Mercato del mattone stabile nella Tuscia, Viterbo in controtendenza rispetto agli altri capoluoghi del Lazio. Nessuna perdita di valore, anzi, in città i prezzi delle abitazioni sono cresciuti di 1,7 punti percentuali.

È quanto emerge da un'indagine condotta da Idealista che fotografa la situazione nella prima quindicina di febbraio. Accenni di ripresa dopo il tonfo registrato nei 31 giorni d'esordio del 2021, chiusi nel Lazio con un calo del 2,4% e il prezzo regionale medio poco sopra la soglia dei 2.000 euro/m2. Secondo il portale immobiliare il mercato più caro, tra le provincie, resta quello romano (2.294 euro/m²). Frosinone (820 euro/m²) il più economico. Secondo posto Latina (1.771 euro/m²) poi Viterbo (1.019 euro/m²) e Rieti (849 euro/m²).

Posizioni di classifica identiche nell'analisi che prende in oggetto i singoli capoluoghi. La Capitale resta la più richiesta ed esosa con i 2.855 euro al metro quadro di media, seguita da Latina (1.704 euro/m²) e Viterbo (1.189 euro/m²). Più a buon mercato Rieti (1.144 euro/m²) e Frosinone (1.100 euro/m²). Il dato interessante, per la Tuscia, è quello calcolato sull'oscillazione dei prezzi rispetto all'ultimo mese dell'anno. Se Frosinone registra una diminuzione del valore del 2,4%, seguita da Rieti e Roma con -1,8%, la nostra provincia incassa meglio il colpo della crisi, piazzandosi al quarto posto con un calo inferiore al punto percentuale (0,8%), meglio del quale fa solo Latina con un -0,3%.

Numeri ancora migliori su Viterbo città eccezione tra i capoluoghi in un trend discendete che nel Lazio conferma la tendenza ribassista degli ultimi 6 mesi. +1,7% contro il -2,3% di Frosinone, -1% di Roma, - 0.4% di Rieti e -0.2% di Latina. A rialzare la testa è anche il mercato della compravendita (a differenza di quello degli affitti), spinto dai tassi di interesse dei mutui bancari per la prima casa mai così bassi, scesi nell'anno della pandemia da 1,5% a 0.5%.

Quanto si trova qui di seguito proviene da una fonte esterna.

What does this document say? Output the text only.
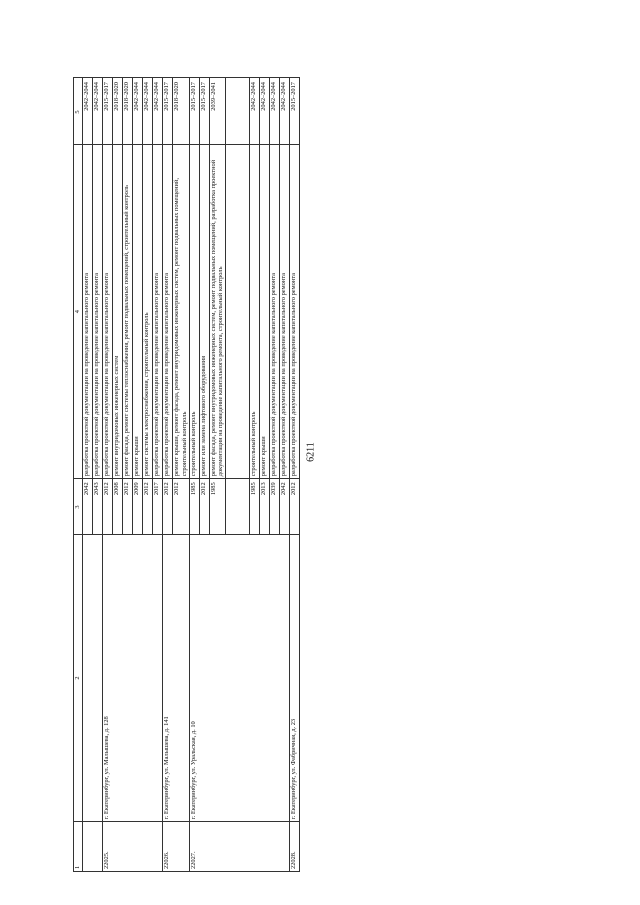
6211
1	2	3	4	5
		2042	разработка проектной документации на проведение капитального ремонта	2042–2044
		2043	разработка проектной документации на проведение капитального ремонта	2042–2044
22025.	г. Екатеринбург, ул. Малышева, д. 128	2012	разработка проектной документации на проведение капитального ремонта	2015–2017
		2008	ремонт внутридомовых инженерных систем	2018–2020
		2012	ремонт фасада, ремонт системы теплоснабжения, ремонт подвальных помещений, строительный контроль	2018–2020
		2009	ремонт крыши	2042–2044
		2012	ремонт системы электроснабжения, строительный контроль	2042–2044
		2017	разработка проектной документации на проведение капитального ремонта	2042–2044
22026.	г. Екатеринбург, ул. Малышева, д. 141	2012	разработка проектной документации на проведение капитального ремонта	2015–2017
		2012	ремонт крыши, ремонт фасада, ремонт внутридомовых инженерных систем, ремонт подвальных помещений, строительный контроль	2018–2020
22027.	г. Екатеринбург, ул. Уральская, д. 10	1985	строительный контроль	2015–2017
		2012	ремонт или замена лифтового оборудования	2015–2017
		1985	ремонт фасада, ремонт внутридомовых инженерных систем, ремонт подвальных помещений, разработка проектной документации на проведение капитального ремонта, строительный контроль	2039–2041

		1985	строительный контроль	2042–2044
		2013	ремонт крыши	2042–2044
		2039	разработка проектной документации на проведение капитального ремонта	2042–2044
		2042	разработка проектной документации на проведение капитального ремонта	2042–2044
22028.	г. Екатеринбург, ул. Фабричная, д. 23	2012	разработка проектной документации на проведение капитального ремонта	2015–2017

A determinare la piccola crescita dei prezzi, stavolta, potrebbe non essere solo il normale esito fra domanda in aumento e offerta che si riduce, piuttosto va letto come il risultato dell'improvvisa crescita di immobili in città, più cari in confronto alla provincia. Di più, come una crescita di appeal della Tuscia; bocciata per i collegamenti ferroviarie e stradali insufficienti, ma promossa per la vicinanza con Roma. Aspetto determinante come, tra l'altro, già evidenziato le richiesta per casolari e ville in provincia dalla Capitale e dal centro Italia era aumentata del 123% rispetto ai periodi pre Covid, quattro volte superiori rispetto al dato nazionale.